The death of chocolate?

The day that supermarket shelves inhabited by chocolate become emptied, I shall, unabashed, organize a requiem. Trivial you say for a grown woman to cry over? Well, forget me and my fear of being widowed by chocolate. The Mars company, probably the largest chocolate manufacturer in the world, was gripped by such fear a few years ago that in 2008, they decided to do something about it.

I just read in the Washington Post last Sept. 15 that the Mars company, in partnership with IBM, would have, by the end of this year, finished sequencing the DNA of chocolate — the complete chocolate genome. This means that they have identified all the genes that make up chocolate. Knowing the chocolate genome is the mother of all chocolate recipes since knowing the genes responsible for the myriads of traits — sweetness, acidity, texture, fat content etc. — that makes chocolate what it is will help, not only in balancing these traits but most importantly to save chocolate from impending death.

What death, you ask? In the 1980s, a fungus called witches’ broom plagued the cacao trees of Brazil, once one of the largest producers of cacao. It wiped out an industry. A fungus could hitch a ride through a careless tourist, through the winds that cross the Atlantic to Africa (West Africa is the largest cacao producer in the world now). It could even be carried by someone who thinks they can win some victory for humanity by intentionally wiping out cacao. That is why the sequencing of the chocolate genome three years ahead of schedule is a lifesaver.

When the chocolate genome is completed, like the human genome, it will be available online for free to all who know what to do with all that information. The Mars company is sharing that information to all those who can make use of all that data. This information could be used to re-engineer cacao trees to make them more resistant to infestations like the witches’ broom. This is no different from what rice researchers are doing since they have been able to sequence the rice genome earlier.

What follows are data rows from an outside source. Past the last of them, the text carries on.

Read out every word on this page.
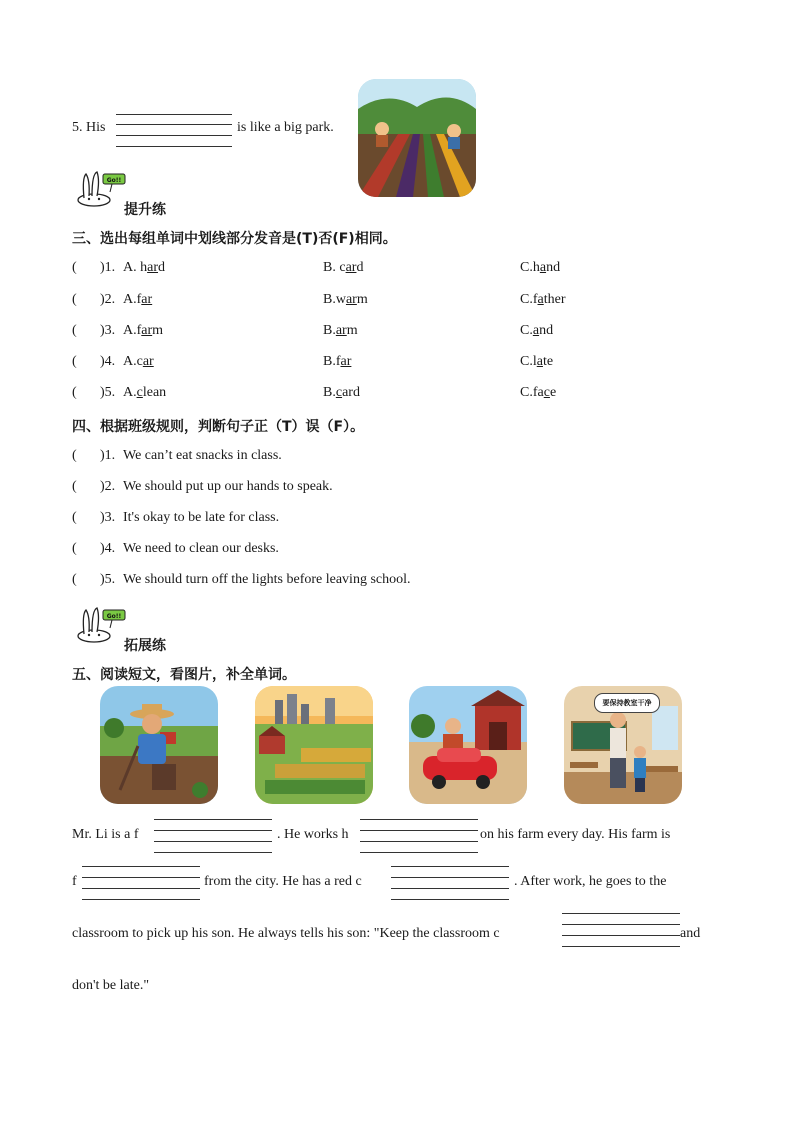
5. His	is like a big park.
Go!!
提升练
三、选出每组单词中划线部分发音是(T)否(F)相同。
( )1. A. hard	B. card	C.hand
( )2. A.far	B.warm	C.father
( )3. A.farm	B.arm	C.and
( )4. A.car	B.far	C.late
( )5. A.clean	B.card	C.face
四、根据班级规则，判断句子正（T）误（F）。
( )1. We can’t eat snacks in class.
( )2. We should put up our hands to speak.
( )3. It's okay to be late for class.
( )4. We need to clean our desks.
( )5. We should turn off the lights before leaving school.
Go!!
拓展练
五、阅读短文，看图片，补全单词。
要保持教室干净
Mr. Li is a f	. He works h	on his farm every day. His farm is
f	from the city. He has a red c	. After work, he goes to the
classroom to pick up his son. He always tells his son: "Keep the classroom c	and
don't be late."
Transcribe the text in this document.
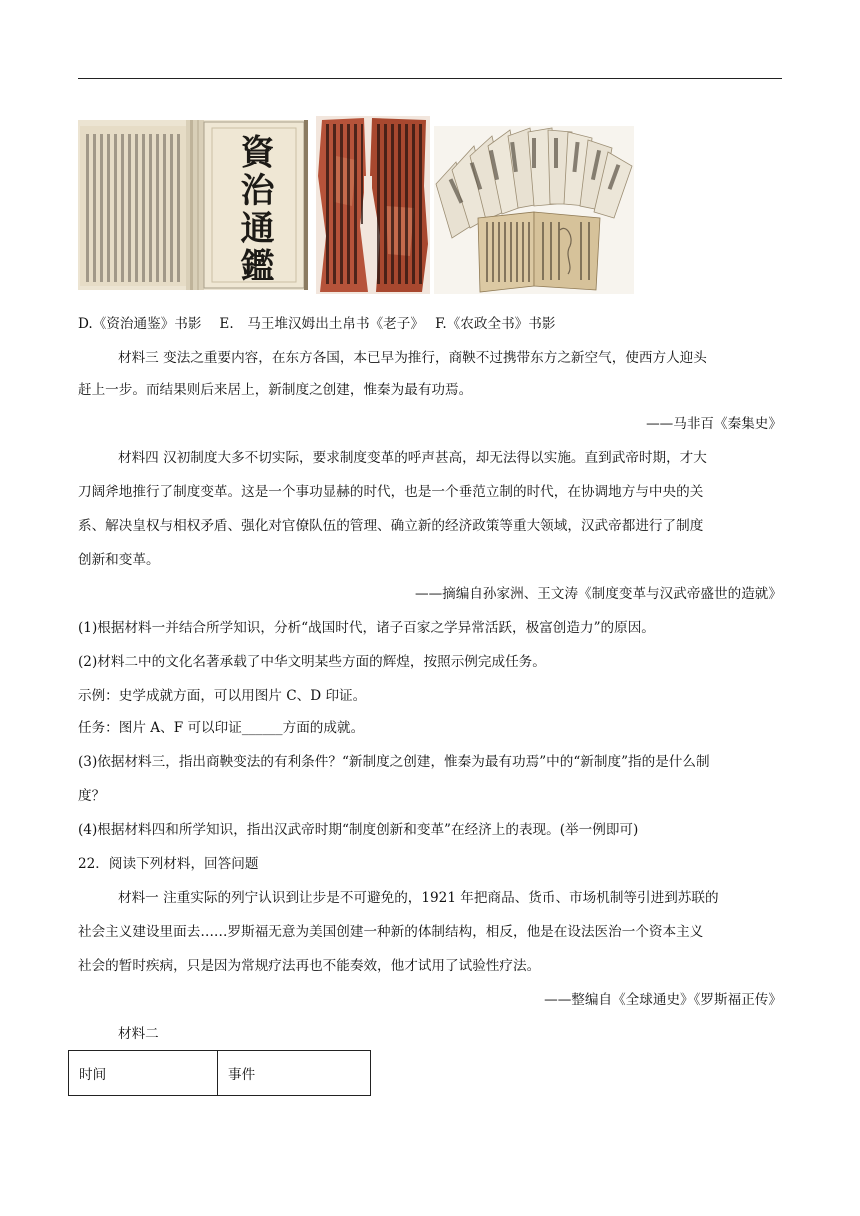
資治通鑑
D.《资治通鉴》书影　 E.　马王堆汉姆出土帛书《老子》　 F.《农政全书》书影
材料三 变法之重要内容，在东方各国，本已早为推行，商鞅不过携带东方之新空气，使西方人迎头
赶上一步。而结果则后来居上，新制度之创建，惟秦为最有功焉。
——马非百《秦集史》
材料四 汉初制度大多不切实际，要求制度变革的呼声甚高，却无法得以实施。直到武帝时期，才大
刀阔斧地推行了制度变革。这是一个事功显赫的时代，也是一个垂范立制的时代，在协调地方与中央的关
系、解决皇权与相权矛盾、强化对官僚队伍的管理、确立新的经济政策等重大领域，汉武帝都进行了制度
创新和变革。
——摘编自孙家洲、王文涛《制度变革与汉武帝盛世的造就》
(1)根据材料一并结合所学知识，分析“战国时代，诸子百家之学异常活跃，极富创造力”的原因。
(2)材料二中的文化名著承载了中华文明某些方面的辉煌，按照示例完成任务。
示例：史学成就方面，可以用图片 C、D 印证。
任务：图片 A、F 可以印证______方面的成就。
(3)依据材料三，指出商鞅变法的有利条件？“新制度之创建，惟秦为最有功焉”中的“新制度”指的是什么制
度？
(4)根据材料四和所学知识，指出汉武帝时期“制度创新和变革”在经济上的表现。(举一例即可)
22．阅读下列材料，回答问题
材料一 注重实际的列宁认识到让步是不可避免的，1921 年把商品、货币、市场机制等引进到苏联的
社会主义建设里面去……罗斯福无意为美国创建一种新的体制结构，相反，他是在设法医治一个资本主义
社会的暂时疾病，只是因为常规疗法再也不能奏效，他才试用了试验性疗法。
——整编自《全球通史》《罗斯福正传》
材料二
时间	事件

Chocolate has been found out to be tied with moods. But the studies I have read over the years seem to always shy away from definite statements about what really is the relationship between chocolate and mood. Chocolate contains substances that will freak out drug enforcement units if they did not occur in such minute traces per serving. I think you would have to eat vats of cacao to be on their Most Wanted List but not before the people from Talentadong Pinoy contact you to be in their show.

But out of labs into the private corners of PMSing women, or in a buffet of chocolate desserts that make me wish that if there were a heaven that it be made of chocolate, or having the worst day of your life and being handed a chocolate by a sympathetic stranger at the airport, there are hardly any more candidates for a more universal flavor currency for peace on earth and goodwill to all.